In early 1934, the “originator of organ novelty, community sing, and chromatic (Hawaiian) slide” left KMTR for about six months, before returning. Performing on the radio became Minor’s bread and butter.

Nothing seemed to keep Minor down for long, however. He started a singing organization under his direction in Hollywood called Ensemble Concordia in July 1935, with its’ first major concert at the Church of St. Mary of the Angels. The group sang regularly with the Rev. Neal Dodd. Once again, the troupe failed to catch on. Dark days followed.

On April 10, 1937, Minor received a suspended one-year County Jail sentence after pleading guilty to issuing a bad check for $15.60, claiming that his students passed him bad checks. The judge ordered him to make full restitution on all 10 checks for a sum just under $100.

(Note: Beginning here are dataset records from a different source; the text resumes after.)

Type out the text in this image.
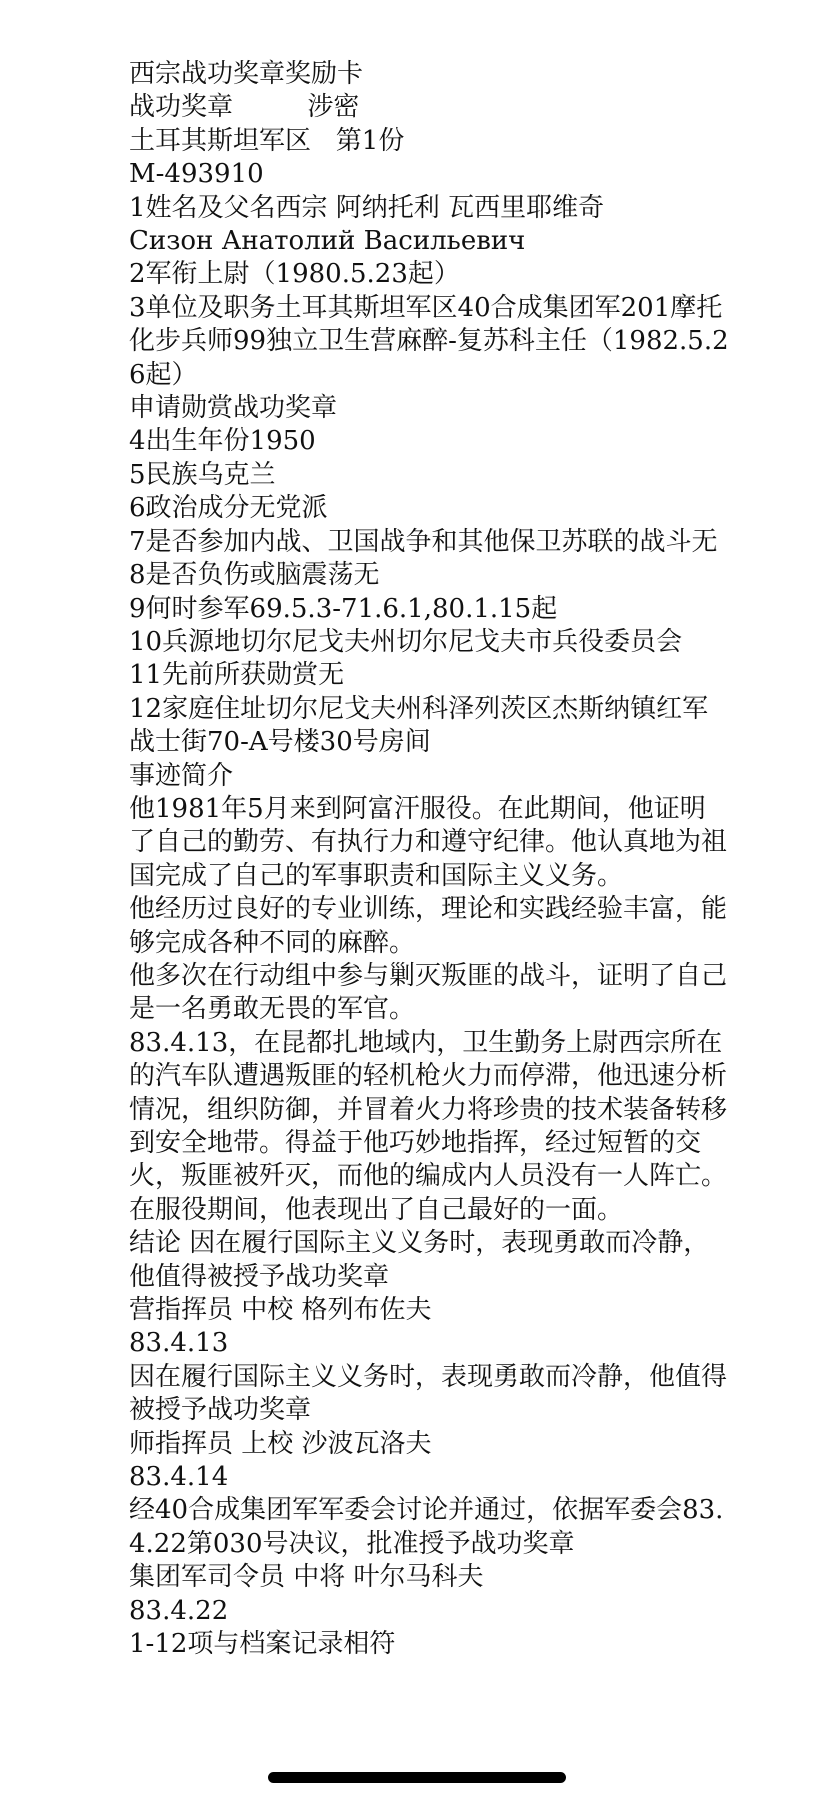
西宗战功奖章奖励卡

战功奖章         涉密

土耳其斯坦军区   第1份

M-493910

1姓名及父名西宗 阿纳托利 瓦西里耶维奇

Сизон Анатолий Васильевич

2军衔上尉（1980.5.23起）

3单位及职务土耳其斯坦军区40合成集团军201摩托化步兵师99独立卫生营麻醉-复苏科主任（1982.5.26起）

申请勋赏战功奖章

4出生年份1950

5民族乌克兰

6政治成分无党派

7是否参加内战、卫国战争和其他保卫苏联的战斗无

8是否负伤或脑震荡无

9何时参军69.5.3-71.6.1,80.1.15起

10兵源地切尔尼戈夫州切尔尼戈夫市兵役委员会

11先前所获勋赏无

12家庭住址切尔尼戈夫州科泽列茨区杰斯纳镇红军战士街70-A号楼30号房间

事迹简介

他1981年5月来到阿富汗服役。在此期间，他证明了自己的勤劳、有执行力和遵守纪律。他认真地为祖国完成了自己的军事职责和国际主义义务。

他经历过良好的专业训练，理论和实践经验丰富，能够完成各种不同的麻醉。

他多次在行动组中参与剿灭叛匪的战斗，证明了自己是一名勇敢无畏的军官。

83.4.13，在昆都扎地域内，卫生勤务上尉西宗所在的汽车队遭遇叛匪的轻机枪火力而停滞，他迅速分析情况，组织防御，并冒着火力将珍贵的技术装备转移到安全地带。得益于他巧妙地指挥，经过短暂的交火，叛匪被歼灭，而他的编成内人员没有一人阵亡。

在服役期间，他表现出了自己最好的一面。

结论 因在履行国际主义义务时，表现勇敢而冷静，他值得被授予战功奖章

营指挥员 中校 格列布佐夫

83.4.13

因在履行国际主义义务时，表现勇敢而冷静，他值得被授予战功奖章

师指挥员 上校 沙波瓦洛夫

83.4.14

经40合成集团军军委会讨论并通过，依据军委会83.4.22第030号决议，批准授予战功奖章

集团军司令员 中将 叶尔马科夫

83.4.22

1-12项与档案记录相符
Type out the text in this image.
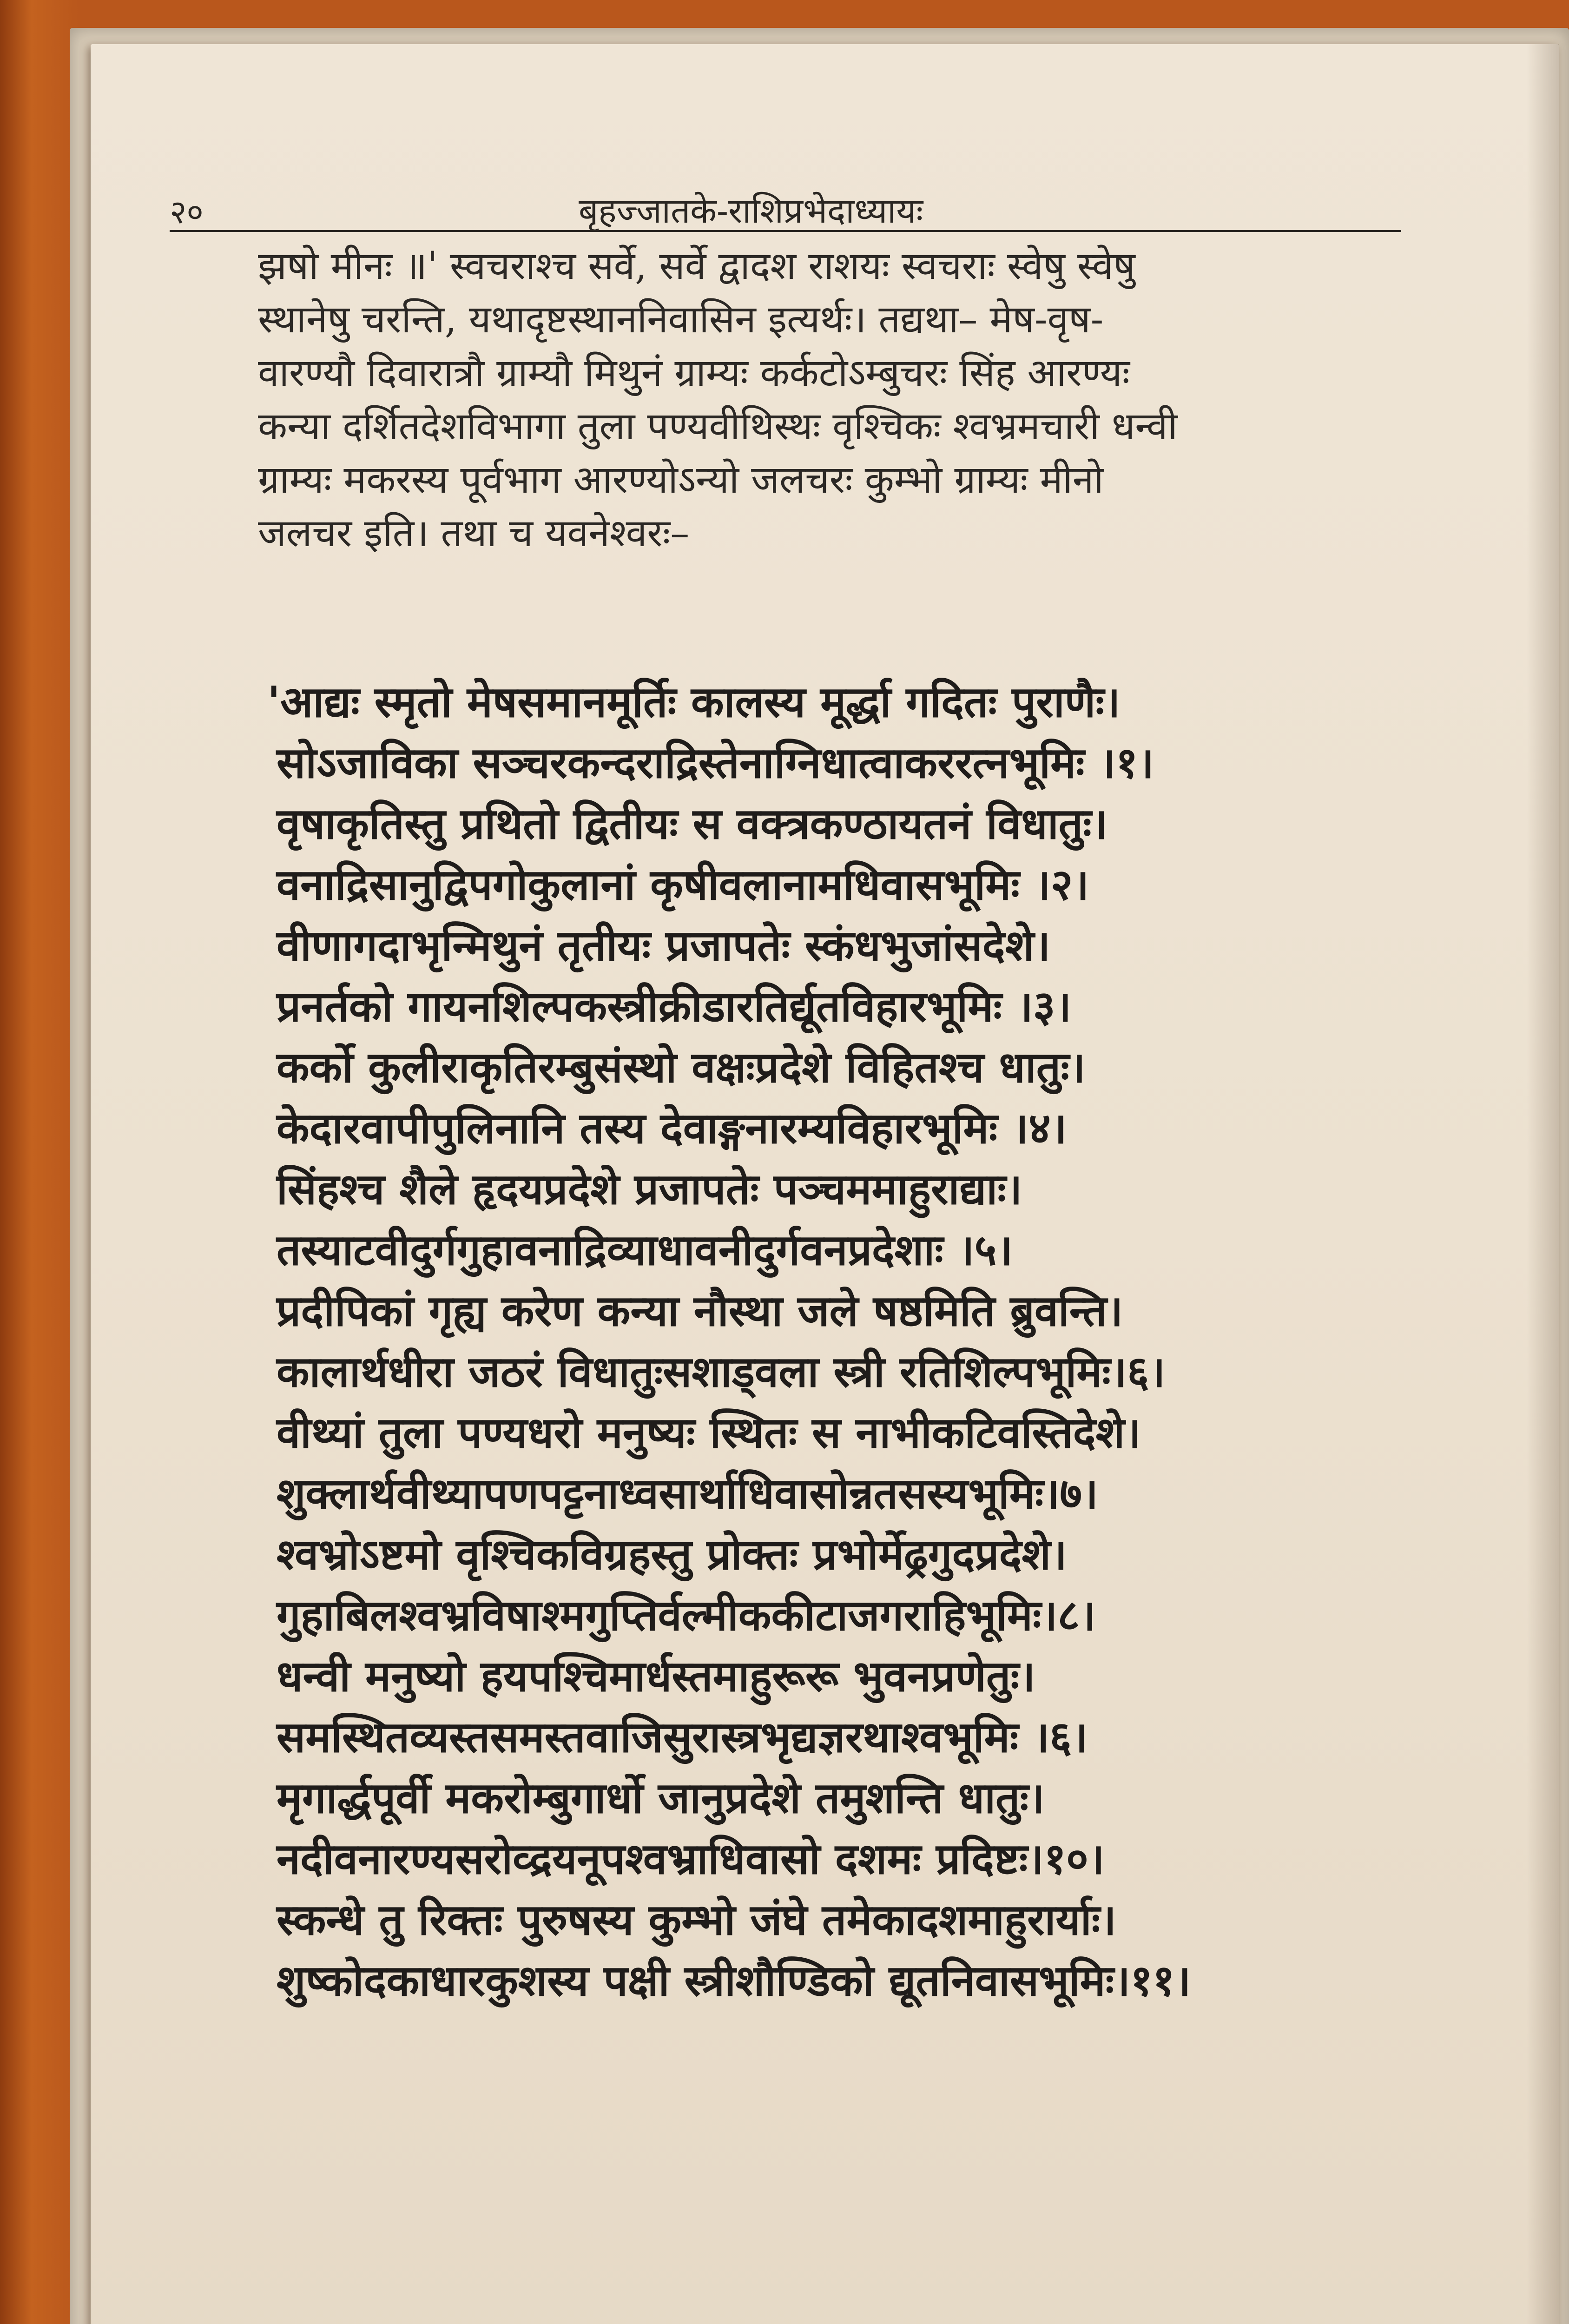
२०	बृहज्जातके-राशिप्रभेदाध्यायः
झषो मीनः ॥' स्वचराश्च सर्वे, सर्वे द्वादश राशयः स्वचराः स्वेषु स्वेषु
स्थानेषु चरन्ति, यथादृष्टस्थाननिवासिन इत्यर्थः। तद्यथा– मेष-वृष-
वारण्यौ दिवारात्रौ ग्राम्यौ मिथुनं ग्राम्यः कर्कटोऽम्बुचरः सिंह आरण्यः
कन्या दर्शितदेशविभागा तुला पण्यवीथिस्थः वृश्चिकः श्वभ्रमचारी धन्वी
ग्राम्यः मकरस्य पूर्वभाग आरण्योऽन्यो जलचरः कुम्भो ग्राम्यः मीनो
जलचर इति। तथा च यवनेश्वरः–
'आद्यः स्मृतो मेषसमानमूर्तिः कालस्य मूर्द्धा गदितः पुराणैः।
सोऽजाविका सञ्चरकन्दराद्रिस्तेनाग्निधात्वाकररत्नभूमिः ।१।
वृषाकृतिस्तु प्रथितो द्वितीयः स वक्त्रकण्ठायतनं विधातुः।
वनाद्रिसानुद्विपगोकुलानां कृषीवलानामधिवासभूमिः ।२।
वीणागदाभृन्मिथुनं तृतीयः प्रजापतेः स्कंधभुजांसदेशे।
प्रनर्तको गायनशिल्पकस्त्रीक्रीडारतिर्द्यूतविहारभूमिः ।३।
कर्को कुलीराकृतिरम्बुसंस्थो वक्षःप्रदेशे विहितश्च धातुः।
केदारवापीपुलिनानि तस्य देवाङ्गनारम्यविहारभूमिः ।४।
सिंहश्च शैले हृदयप्रदेशे प्रजापतेः पञ्चममाहुराद्याः।
तस्याटवीदुर्गगुहावनाद्रिव्याधावनीदुर्गवनप्रदेशाः ।५।
प्रदीपिकां गृह्य करेण कन्या नौस्था जले षष्ठमिति ब्रुवन्ति।
कालार्थधीरा जठरं विधातुःसशाड्वला स्त्री रतिशिल्पभूमिः।६।
वीथ्यां तुला पण्यधरो मनुष्यः स्थितः स नाभीकटिवस्तिदेशे।
शुक्लार्थवीथ्यापणपट्टनाध्वसार्थाधिवासोन्नतसस्यभूमिः।७।
श्वभ्रोऽष्टमो वृश्चिकविग्रहस्तु प्रोक्तः प्रभोर्मेढ्रगुदप्रदेशे।
गुहाबिलश्वभ्रविषाश्मगुप्तिर्वल्मीककीटाजगराहिभूमिः।८।
धन्वी मनुष्यो हयपश्चिमार्धस्तमाहुरूरू भुवनप्रणेतुः।
समस्थितव्यस्तसमस्तवाजिसुरास्त्रभृद्यज्ञरथाश्वभूमिः ।६।
मृगार्द्धपूर्वी मकरोम्बुगार्धो जानुप्रदेशे तमुशन्ति धातुः।
नदीवनारण्यसरोव्द्रयनूपश्वभ्राधिवासो दशमः प्रदिष्टः।१०।
स्कन्धे तु रिक्तः पुरुषस्य कुम्भो जंघे तमेकादशमाहुरार्याः।
शुष्कोदकाधारकुशस्य पक्षी स्त्रीशौण्डिको द्यूतनिवासभूमिः।११।
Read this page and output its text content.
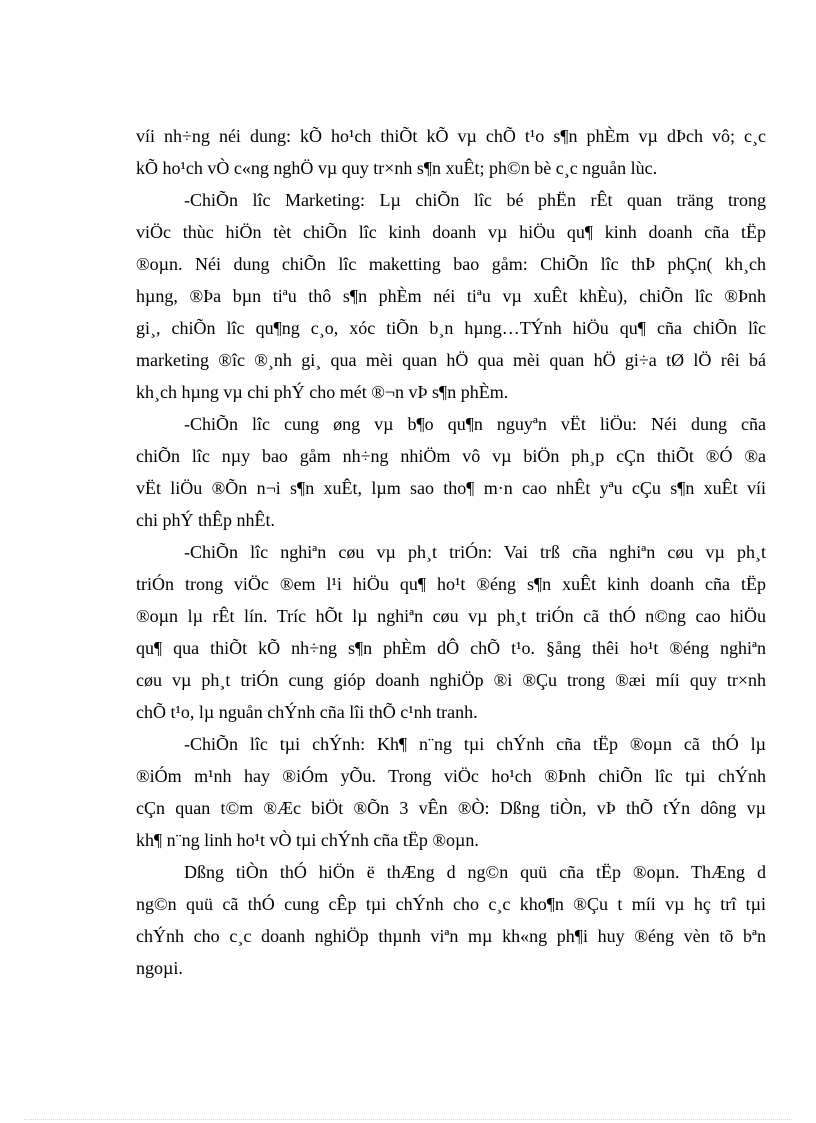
víi nh÷ng néi dung: kÕ ho¹ch thiÕt kÕ vµ chÕ t¹o s¶n phÈm vµ dÞch vô; c¸c
kÕ ho¹ch vÒ c«ng nghÖ vµ quy tr×nh s¶n xuÊt; ph©n bè c¸c nguån lùc.
-ChiÕn lîc Marketing: Lµ chiÕn lîc bé phËn rÊt quan träng trong
viÖc thùc hiÖn tèt chiÕn lîc kinh doanh vµ hiÖu qu¶ kinh doanh cña tËp
®oµn. Néi dung chiÕn lîc maketting bao gåm: ChiÕn lîc thÞ phÇn( kh¸ch
hµng, ®Þa bµn tiªu thô s¶n phÈm néi tiªu vµ xuÊt khÈu), chiÕn lîc ®Þnh
gi¸, chiÕn lîc qu¶ng c¸o, xóc tiÕn b¸n hµng…TÝnh hiÖu qu¶ cña chiÕn lîc
marketing ®îc ®¸nh gi¸ qua mèi quan hÖ qua mèi quan hÖ gi÷a tØ lÖ rêi bá
kh¸ch hµng vµ chi phÝ cho mét ®¬n vÞ s¶n phÈm.
-ChiÕn lîc cung øng vµ b¶o qu¶n nguyªn vËt liÖu: Néi dung cña
chiÕn lîc nµy bao gåm nh÷ng nhiÖm vô vµ biÖn ph¸p cÇn thiÕt ®Ó ®a
vËt liÖu ®Õn n¬i s¶n xuÊt, lµm sao tho¶ m·n cao nhÊt yªu cÇu s¶n xuÊt víi
chi phÝ thÊp nhÊt.
-ChiÕn lîc nghiªn cøu vµ ph¸t triÓn: Vai trß cña nghiªn cøu vµ ph¸t
triÓn trong viÖc ®em l¹i hiÖu qu¶ ho¹t ®éng s¶n xuÊt kinh doanh cña tËp
®oµn lµ rÊt lín. Tríc hÕt lµ nghiªn cøu vµ ph¸t triÓn cã thÓ n©ng cao hiÖu
qu¶ qua thiÕt kÕ nh÷ng s¶n phÈm dÔ chÕ t¹o. §ång thêi ho¹t ®éng nghiªn
cøu vµ ph¸t triÓn cung gióp doanh nghiÖp ®i ®Çu trong ®æi míi quy tr×nh
chÕ t¹o, lµ nguån chÝnh cña lîi thÕ c¹nh tranh.
-ChiÕn lîc tµi chÝnh: Kh¶ n¨ng tµi chÝnh cña tËp ®oµn cã thÓ lµ
®iÓm m¹nh hay ®iÓm yÕu. Trong viÖc ho¹ch ®Þnh chiÕn lîc tµi chÝnh
cÇn quan t©m ®Æc biÖt ®Õn 3 vÊn ®Ò: Dßng tiÒn, vÞ thÕ tÝn dông vµ
kh¶ n¨ng linh ho¹t vÒ tµi chÝnh cña tËp ®oµn.
Dßng tiÒn thÓ hiÖn ë thÆng d ng©n quü cña tËp ®oµn. ThÆng d
ng©n quü cã thÓ cung cÊp tµi chÝnh cho c¸c kho¶n ®Çu t míi vµ hç trî tµi
chÝnh cho c¸c doanh nghiÖp thµnh viªn mµ kh«ng ph¶i huy ®éng vèn tõ bªn
ngoµi.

While Minor continued giving lessons and performing on the radio, he also occasionally composed songs as well as produced recordings. On Nov. 16, 1941, Minor copyrighted the song “Lovely,” with music by Leon Rosebrook and lyrics by Minor. He composed and published these songs through the Burbank company Associated Songwriters.

In 1947, he released the recording, “C. Sharp Minor Recordings of the Superentertainment Corporation of California, located at 823 N. Vine St. Minor was signed by RCA, which issued electronic organ recordings in the 1950s, including “When Day is Done-Twilight Melodies” played by C. Sharpe-Minor, “the Philosopher of the Organ.”

In November 1955, Minor took out a series of ads in The Times offering organ seminars of 16 weekly, two-hour sessions covering everything from classics to rock and roll, with each student receiving some of his original, spectacular arrangements. Classes started Nov. 30, 1955 at 4950 Franklin Ave., costing $50 for a man, and $75 for man and wife. The series was adaptable for all organs.

Sadly, for the last couple of years of his life, the once flexible Minor was confined to his home with arthritis, passing away Nov. 23, 1957. Daily Variety noted in his obituary that he was “the organist who pioneered organ concerts in film houses during the silent days.” Minor received a military funeral service at Veterans’ Chapel on the Sawtelle Campus Nov. 27, 1957, before burial at the National Veterans’ Cemetery.